Pengarang : Syamsul Yakin
Dosen UIN Syarif Hidauatullah Jakarta
Renita Ameliyah
Mahasiswi UIN SYARIF Hidayatullah
Moralitas adalah respons spontan. Akhlak khatib merupakan respon spontan khatib terhadap Mad'u. Mad'u tentu bertindak berbeda. Sesuatu yang menarik sedang terjadi. Ada sesuatu yang menarik pada dirinya. Ada yang menguji semangat pengkhotbah.
Namun Allah menjamin sang khatib bisa bersikap baik kepada Mad'u dalam situasi apapun. Allah menekankan : "Dengan rahmat Allah kamu akan berbuat baik kepada mereka" (QS. Ali Imran/3: 159.
Dalam sejarah dakwah Nabi, ayat ini merupakan jaminan Allah kepada Nabi bahwa bagaimana pun reaksi Mad'u ketika Nabi berdakwah, Allah akan melunakkan hati Nabi. Tentu saja, hal ini juga berlaku bagi para pengkhotbah saat ini.
Faktanya, sejarah mencatat bahwa Nabi memperlakukan orang-orang kafir di Mekkah dengan penuh toleransi. Nabi melihat di Mad'u seseorang yang tunduk pada dakwah dan harus dibawa kembali ke jalan kebenaran. Karena dosa besar yang mereka lakukan, para nabi tetap lemah lembut.
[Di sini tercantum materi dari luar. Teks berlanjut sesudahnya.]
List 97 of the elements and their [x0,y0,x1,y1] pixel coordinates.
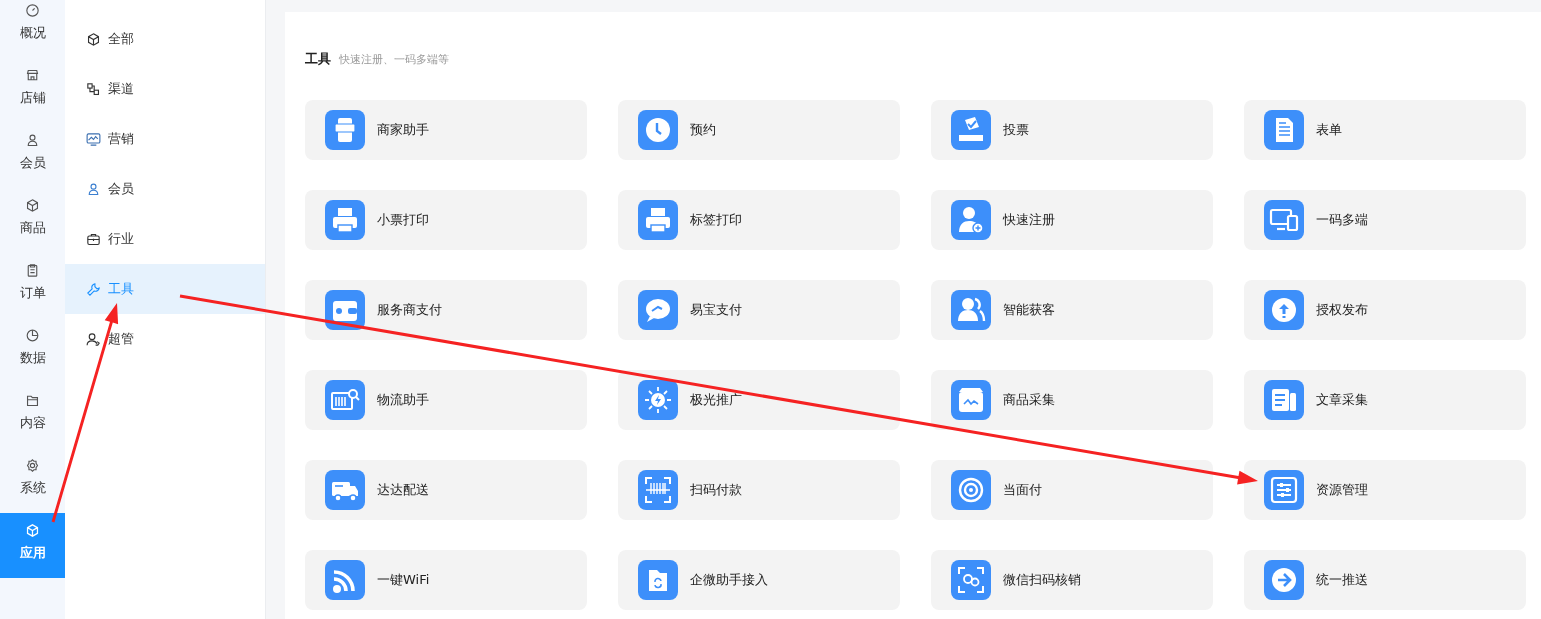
tool-name: 统一推送 [1316,571,1368,589]
tool-name: 当面付 [1003,481,1042,499]
tool-name: 小票打印 [377,211,429,229]
tool-card[interactable]: 资源管理 [1244,460,1526,520]
clock-icon [638,110,678,150]
sub-nav-item[interactable]: 超管 [65,314,265,364]
main-nav-item[interactable]: 店铺 [0,58,65,123]
add-user-icon [951,200,991,240]
printer-icon [325,200,365,240]
gear-icon [24,457,41,474]
tool-card[interactable]: 投票 [931,100,1213,160]
tool-name: 易宝支付 [690,301,742,319]
tool-name: 资源管理 [1316,481,1368,499]
article-icon [1264,380,1304,420]
tool-card[interactable]: 企微助手接入 [618,550,900,610]
tool-card[interactable]: 统一推送 [1244,550,1526,610]
section-subtitle: 快速注册、一码多端等 [339,52,449,67]
cube-icon [24,522,41,539]
cube-icon [24,197,41,214]
wallet-icon [325,290,365,330]
sliders-icon [1264,470,1304,510]
tool-card[interactable]: 授权发布 [1244,280,1526,340]
tool-card[interactable]: 服务商支付 [305,280,587,340]
tool-card[interactable]: 扫码付款 [618,460,900,520]
tool-name: 预约 [690,121,716,139]
sub-nav-item[interactable]: 全部 [65,14,265,64]
tool-name: 一键WiFi [377,571,430,589]
pie-chart-icon [24,327,41,344]
tool-name: 服务商支付 [377,301,442,319]
sub-nav-item[interactable]: 营销 [65,114,265,164]
users-icon [85,330,102,348]
tool-card[interactable]: 快速注册 [931,190,1213,250]
tool-card[interactable]: 一码多端 [1244,190,1526,250]
tool-card[interactable]: 商品采集 [931,370,1213,430]
tool-name: 企微助手接入 [690,571,768,589]
tool-card[interactable]: 标签打印 [618,190,900,250]
tool-name: 文章采集 [1316,391,1368,409]
linked-squares-icon [85,80,102,98]
tool-name: 商品采集 [1003,391,1055,409]
tool-name: 物流助手 [377,391,429,409]
tool-name: 商家助手 [377,121,429,139]
gauge-icon [24,2,41,19]
chart-monitor-icon [85,130,102,148]
folder-sync-icon [638,560,678,600]
tool-name: 一码多端 [1316,211,1368,229]
ballot-box-icon [951,110,991,150]
tool-card[interactable]: 表单 [1244,100,1526,160]
tool-name: 微信扫码核销 [1003,571,1081,589]
main-nav-item[interactable]: 系统 [0,448,65,513]
tool-card[interactable]: 达达配送 [305,460,587,520]
tool-card[interactable]: 小票打印 [305,190,587,250]
tool-name: 扫码付款 [690,481,742,499]
tool-name: 快速注册 [1003,211,1055,229]
arrow-right-icon [1264,560,1304,600]
main-nav-item[interactable]: 会员 [0,123,65,188]
main-nav-item[interactable]: 概况 [0,0,65,58]
tool-card[interactable]: 微信扫码核销 [931,550,1213,610]
sub-nav-item[interactable]: 会员 [65,164,265,214]
tool-card[interactable]: 当面付 [931,460,1213,520]
printer-icon [638,200,678,240]
truck-icon [325,470,365,510]
tool-card[interactable]: 智能获客 [931,280,1213,340]
tool-card[interactable]: 预约 [618,100,900,160]
wifi-icon [325,560,365,600]
tool-name: 表单 [1316,121,1342,139]
document-icon [1264,110,1304,150]
wrench-icon [85,280,102,298]
barcode-search-icon [325,380,365,420]
main-nav-item[interactable]: 订单 [0,253,65,318]
scan-icon [951,560,991,600]
box-icon [951,380,991,420]
tool-card[interactable]: 一键WiFi [305,550,587,610]
sub-nav-item[interactable]: 行业 [65,214,265,264]
tool-card[interactable]: 物流助手 [305,370,587,430]
tool-name: 达达配送 [377,481,429,499]
upload-icon [1264,290,1304,330]
tool-name: 极光推广 [690,391,742,409]
tool-name: 标签打印 [690,211,742,229]
tool-card[interactable]: 商家助手 [305,100,587,160]
tool-name: 授权发布 [1316,301,1368,319]
main-nav-item[interactable]: 数据 [0,318,65,383]
section-title: 工具 [305,50,331,68]
target-icon [951,470,991,510]
tool-name: 投票 [1003,121,1029,139]
sun-bolt-icon [638,380,678,420]
tool-card[interactable]: 文章采集 [1244,370,1526,430]
tool-name: 智能获客 [1003,301,1055,319]
barcode-scan-icon [638,470,678,510]
chat-bubble-icon [638,290,678,330]
sub-nav-item[interactable]: 渠道 [65,64,265,114]
tool-card[interactable]: 易宝支付 [618,280,900,340]
devices-icon [1264,200,1304,240]
main-nav-item[interactable]: 商品 [0,188,65,253]
main-nav-item[interactable]: 内容 [0,383,65,448]
tool-card[interactable]: 极光推广 [618,370,900,430]
users-icon [951,290,991,330]
cube-icon [85,30,102,48]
Bahkan jika mereka melakukan kegiatan boikot. Di Mekkah, Nabi diboikot secara ekonomi. Mereka mengumumkan bahwa apa pun yang dibeli Nabi tidak boleh dijual dan apa pun yang dijual Nabi tidak boleh dibeli. Padahal mata pencaharian utama masyarakatnya adalah berdagang, dan Mekkah merupakan kota dagang.
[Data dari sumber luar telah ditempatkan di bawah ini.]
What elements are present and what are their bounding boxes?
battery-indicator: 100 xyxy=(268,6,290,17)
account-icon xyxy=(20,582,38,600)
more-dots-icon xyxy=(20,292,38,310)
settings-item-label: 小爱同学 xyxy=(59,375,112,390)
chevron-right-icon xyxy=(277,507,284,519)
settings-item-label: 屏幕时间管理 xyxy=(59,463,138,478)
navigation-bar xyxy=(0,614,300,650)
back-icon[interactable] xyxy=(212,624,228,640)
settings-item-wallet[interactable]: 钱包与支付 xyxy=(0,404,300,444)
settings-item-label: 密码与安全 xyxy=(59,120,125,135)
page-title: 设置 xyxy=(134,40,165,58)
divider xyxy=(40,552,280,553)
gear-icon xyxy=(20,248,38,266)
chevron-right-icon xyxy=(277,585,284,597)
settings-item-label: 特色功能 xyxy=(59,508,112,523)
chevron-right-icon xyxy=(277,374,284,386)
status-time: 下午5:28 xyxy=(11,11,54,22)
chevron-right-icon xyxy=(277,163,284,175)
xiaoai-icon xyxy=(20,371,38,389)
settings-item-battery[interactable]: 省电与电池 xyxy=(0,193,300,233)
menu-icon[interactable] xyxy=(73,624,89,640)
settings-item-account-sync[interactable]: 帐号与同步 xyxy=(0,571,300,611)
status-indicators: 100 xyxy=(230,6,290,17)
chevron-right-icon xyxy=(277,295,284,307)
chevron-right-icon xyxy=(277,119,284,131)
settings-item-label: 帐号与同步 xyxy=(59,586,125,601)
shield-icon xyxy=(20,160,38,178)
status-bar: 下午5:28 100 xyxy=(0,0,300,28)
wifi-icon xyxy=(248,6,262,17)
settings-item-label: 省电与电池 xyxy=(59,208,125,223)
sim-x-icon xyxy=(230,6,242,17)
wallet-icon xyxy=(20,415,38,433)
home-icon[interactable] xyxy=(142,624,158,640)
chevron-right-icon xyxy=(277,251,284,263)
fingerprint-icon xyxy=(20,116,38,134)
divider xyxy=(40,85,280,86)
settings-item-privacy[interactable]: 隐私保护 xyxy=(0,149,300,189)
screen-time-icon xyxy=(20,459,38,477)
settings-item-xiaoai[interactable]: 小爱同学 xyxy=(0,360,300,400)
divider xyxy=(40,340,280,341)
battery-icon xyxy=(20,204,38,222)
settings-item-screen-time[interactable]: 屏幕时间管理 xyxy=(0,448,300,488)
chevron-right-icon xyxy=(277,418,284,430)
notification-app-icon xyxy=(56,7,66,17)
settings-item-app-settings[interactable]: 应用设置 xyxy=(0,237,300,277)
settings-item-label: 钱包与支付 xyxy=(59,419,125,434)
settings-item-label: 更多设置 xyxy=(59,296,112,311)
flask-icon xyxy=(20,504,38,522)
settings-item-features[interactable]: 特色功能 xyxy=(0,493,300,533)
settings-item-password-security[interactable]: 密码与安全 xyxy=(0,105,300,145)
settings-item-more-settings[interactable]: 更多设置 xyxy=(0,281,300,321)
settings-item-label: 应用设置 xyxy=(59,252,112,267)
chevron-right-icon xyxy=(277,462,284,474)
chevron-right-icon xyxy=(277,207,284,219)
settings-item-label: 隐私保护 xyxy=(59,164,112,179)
Sebagai Dai, Nabi menyikapi situasi seperti itu dengan akhlak mulia. Allah telah memerintahkan hal ini. "Jika kamu keras dan kasar, niscaya mereka akan menjauhkan diri darimu. Maka maafkanlah mereka." Ali Imran/3:159).
Sejauh ini, dua moralitas Dai yang lemah lembut dan toleran telah dikembangkan berdasarkan petunjuk Alquran. Mengenai pengampunan, Tuhan berjanji: Tetapi orang-orang yang memaafkan (orang-orang yang berbuat jahat) dan berbuat baik, itu berasal dari Allah. "Sesungguhnya Allah tidak menyukai orang-orang yang berbuat jahat." (QS.al-Syura/42:40). Akhlak selanjutnya yang harus dimiliki seorang khatib adalah memohon ampun kepada Madhu yang terlanjur melakukan dosa besar terhadap Allah. Hal ini terungkap dalam ayat: "Maafkan mereka" (QS. Ali Imran/3: 159).
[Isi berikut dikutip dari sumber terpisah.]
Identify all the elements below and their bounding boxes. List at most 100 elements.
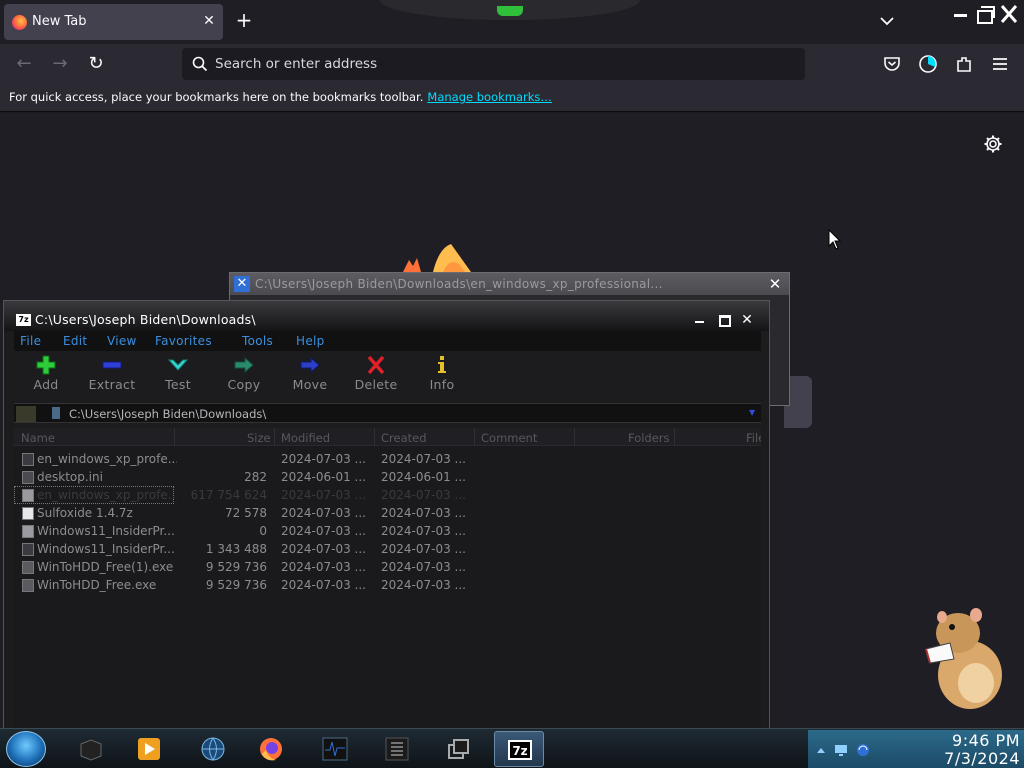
- desktop: New Tab ✕ + ← → ↻ Search or enter addres…: [0, 0, 1024, 768]
- pocket-icon[interactable]: [882, 54, 902, 74]
- taskbar-notes[interactable]: [372, 731, 422, 767]
- column-name[interactable]: Name: [21, 431, 55, 445]
- extract-minus-icon: [102, 361, 122, 369]
- column-comment[interactable]: Comment: [481, 431, 537, 445]
- file-row[interactable]: WinToHDD_Free(1).exe 9 529 736 2024-07-03 …: [14, 558, 761, 576]
- 7zip-maximize-icon[interactable]: [716, 313, 732, 327]
- 7zip-taskbar-label: 7z: [512, 744, 527, 758]
- file-row[interactable]: Windows11_InsiderPr... 1 343 488 2024-07-0…: [14, 540, 761, 558]
- address-dropdown-icon[interactable]: ▼: [749, 408, 755, 417]
- top-gadget-notch: [380, 0, 640, 20]
- column-folders[interactable]: Folders: [628, 431, 670, 445]
- file-name: WinToHDD_Free(1).exe: [37, 560, 174, 574]
- iso-file-icon: [22, 489, 34, 502]
- file-row[interactable]: Windows11_InsiderPr... 0 2024-07-03 ... 202…: [14, 522, 761, 540]
- exe-file-icon: [22, 579, 34, 592]
- back-arrow-icon[interactable]: ←: [12, 52, 36, 76]
- 7zip-file-list[interactable]: Name Size Modified Created Comment Folde…: [14, 428, 761, 729]
- gear-icon[interactable]: [983, 134, 1003, 154]
- column-divider[interactable]: [674, 428, 675, 446]
- tab-new-tab[interactable]: New Tab ✕: [4, 4, 223, 40]
- new-tab-plus-icon[interactable]: +: [234, 10, 254, 30]
- taskbar-network[interactable]: [188, 731, 238, 767]
- hamburger-menu-icon[interactable]: [990, 54, 1010, 74]
- add-button[interactable]: Add: [15, 355, 77, 401]
- close-window-icon[interactable]: [998, 4, 1020, 24]
- terminal-cube-icon: [80, 739, 102, 761]
- menu-view[interactable]: View: [107, 334, 137, 348]
- menu-tools[interactable]: Tools: [242, 334, 273, 348]
- firefox-favicon-icon: [12, 15, 27, 30]
- column-created[interactable]: Created: [381, 431, 427, 445]
- column-divider[interactable]: [474, 428, 475, 446]
- test-button[interactable]: Test: [147, 355, 209, 401]
- taskbar-media-player[interactable]: [124, 731, 174, 767]
- folder-up-icon[interactable]: [16, 406, 36, 422]
- background-window-close-icon[interactable]: ✕: [766, 275, 784, 293]
- file-name: Sulfoxide 1.4.7z: [37, 506, 133, 520]
- reload-icon[interactable]: ↻: [84, 52, 108, 76]
- restore-window-icon[interactable]: [974, 4, 996, 24]
- close-tab-icon[interactable]: ✕: [200, 12, 218, 30]
- move-arrow-icon: [300, 356, 320, 374]
- file-row[interactable]: Sulfoxide 1.4.7z 72 578 2024-07-03 ... 2024…: [14, 504, 761, 522]
- clock-date[interactable]: 7/3/2024: [890, 749, 1020, 768]
- extract-button[interactable]: Extract: [81, 355, 143, 401]
- manage-bookmarks-link[interactable]: Manage bookmarks…: [427, 90, 552, 104]
- file-icon: [22, 453, 34, 466]
- file-row[interactable]: desktop.ini 282 2024-06-01 ... 2024-06-01 .…: [14, 468, 761, 486]
- taskbar-firefox[interactable]: [246, 731, 296, 767]
- menu-file[interactable]: File: [20, 334, 41, 348]
- menu-help[interactable]: Help: [296, 334, 325, 348]
- green-indicator: [497, 6, 523, 16]
- info-button[interactable]: Info: [411, 355, 473, 401]
- file-created: 2024-07-03 ...: [381, 560, 466, 574]
- account-sync-icon[interactable]: [918, 54, 938, 74]
- file-modified: 2024-07-03 ...: [281, 542, 366, 556]
- taskbar-terminal[interactable]: [66, 731, 116, 767]
- show-hidden-icons-icon[interactable]: [814, 743, 828, 757]
- 7zip-close-icon[interactable]: ✕: [739, 313, 755, 327]
- move-button[interactable]: Move: [279, 355, 341, 401]
- column-divider[interactable]: [374, 428, 375, 446]
- column-size[interactable]: Size: [247, 431, 271, 445]
- minimize-window-icon[interactable]: [950, 4, 972, 24]
- file-modified: 2024-07-03 ...: [281, 488, 366, 502]
- 7zip-address-bar[interactable]: C:\Users\Joseph Biden\Downloads\ ▼: [14, 403, 761, 423]
- list-all-tabs-chevron-icon[interactable]: [878, 12, 896, 30]
- file-modified: 2024-06-01 ...: [281, 470, 366, 484]
- file-row[interactable]: WinToHDD_Free.exe 9 529 736 2024-07-03 ...…: [14, 576, 761, 594]
- move-label: Move: [292, 377, 328, 392]
- taskbar-task-switcher[interactable]: [434, 731, 484, 767]
- network-status-icon[interactable]: [856, 743, 870, 757]
- ini-file-icon: [22, 471, 34, 484]
- menu-favorites[interactable]: Favorites: [155, 334, 212, 348]
- file-name: en_windows_xp_profe...: [37, 452, 177, 466]
- column-divider[interactable]: [574, 428, 575, 446]
- copy-button[interactable]: Copy: [213, 355, 275, 401]
- taskbar-7zip[interactable]: 7z: [494, 731, 544, 767]
- background-window-titlebar[interactable]: ✕ C:\Users\Joseph Biden\Downloads\en_win…: [230, 273, 789, 295]
- 7zip-titlebar[interactable]: 7z C:\Users\Joseph Biden\Downloads\ ✕: [4, 301, 769, 331]
- address-path: C:\Users\Joseph Biden\Downloads\: [69, 407, 267, 421]
- column-divider[interactable]: [274, 428, 275, 446]
- globe-icon: [201, 737, 225, 761]
- extensions-icon[interactable]: [954, 54, 974, 74]
- forward-arrow-icon[interactable]: →: [48, 52, 72, 76]
- bookmarks-toolbar: For quick access, place your bookmarks h…: [0, 84, 1024, 112]
- url-bar[interactable]: Search or enter address: [182, 48, 805, 80]
- file-row[interactable]: en_windows_xp_profe... 2024-07-03 ... 2024…: [14, 450, 761, 468]
- menu-edit[interactable]: Edit: [63, 334, 87, 348]
- delete-button[interactable]: Delete: [345, 355, 407, 401]
- bookmarks-message: For quick access, place your bookmarks h…: [9, 90, 424, 104]
- column-divider[interactable]: [174, 428, 175, 446]
- start-orb-icon[interactable]: [6, 731, 46, 767]
- taskbar-monitor[interactable]: [310, 731, 360, 767]
- 7zip-minimize-icon[interactable]: [692, 313, 708, 327]
- file-row[interactable]: en_windows_xp_profe... 617 754 624 2024-07…: [14, 486, 466, 504]
- column-files[interactable]: File: [746, 431, 761, 445]
- column-modified[interactable]: Modified: [281, 431, 330, 445]
- display-icon[interactable]: [834, 743, 848, 757]
- url-placeholder: Search or enter address: [215, 56, 378, 72]
- clock-time[interactable]: 9:46 PM: [900, 731, 1020, 750]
Ketika berdakwah di kalangan masyarakat Tha'if, Nabi diperlakukan tidak adil oleh mereka. Ketika malaikat melihat hal itu, dia berkata, ``Wahai Muhammad, jika engkau menghendaki, aku boleh jatuh di al-Akhsyabain (dua gunung besar di sebelah kiri dan masjid besar).'' Utusan Tuhan menjawab: "Tidak, tapi aku berharap Allah akan melahirkan dari antara keturunan mereka suatu kaum yang hanya beribadah kepada Allah dan tidak menyekutukan Allah dengan apa pun" (HR. Bukhari).
Moralitas Dai adalah berkonsultasi dengan Madhu. Allah mengajarkan : "Dan berundinglah dengan mereka dalam hal ini" (QS. Ali Imran/3:159). Menurut sejarah, Nabi sebagai seorang khatib mengajak para sahabatnya untuk bermusyawarah pada saat perang Uhud. Saat itu, ada dua pendapat mengenai apakah mereka harus tetap di Madinah atau keluar dan menemui musuh. Mayoritas teman menyarankan untuk pergi untuk menghadapi musuh. Nabi kemudian memutuskan untuk meninggalkan Madinah bersama pasukannya.
Dari sekian banyak hal yang telah dikemukakan tentang akhlak para dakwah, yang terpenting adalah amanah. Allah telah memerintahkan: "Maka apabila kamu telah mengambil keputusan, bertawakallah kepada Allah. Allah menyukai orang-orang yang bertawakal kepada-Nya." (QS. Ali Imran/3: 159).
Diuraikan berdasarkan Surat Ali Imran ayat 159, akhlak yang hendaknya dimiliki Dai adalah kebaikan, kesediaan memaafkan, memohon ampun, perhatian, dan kepercayaan.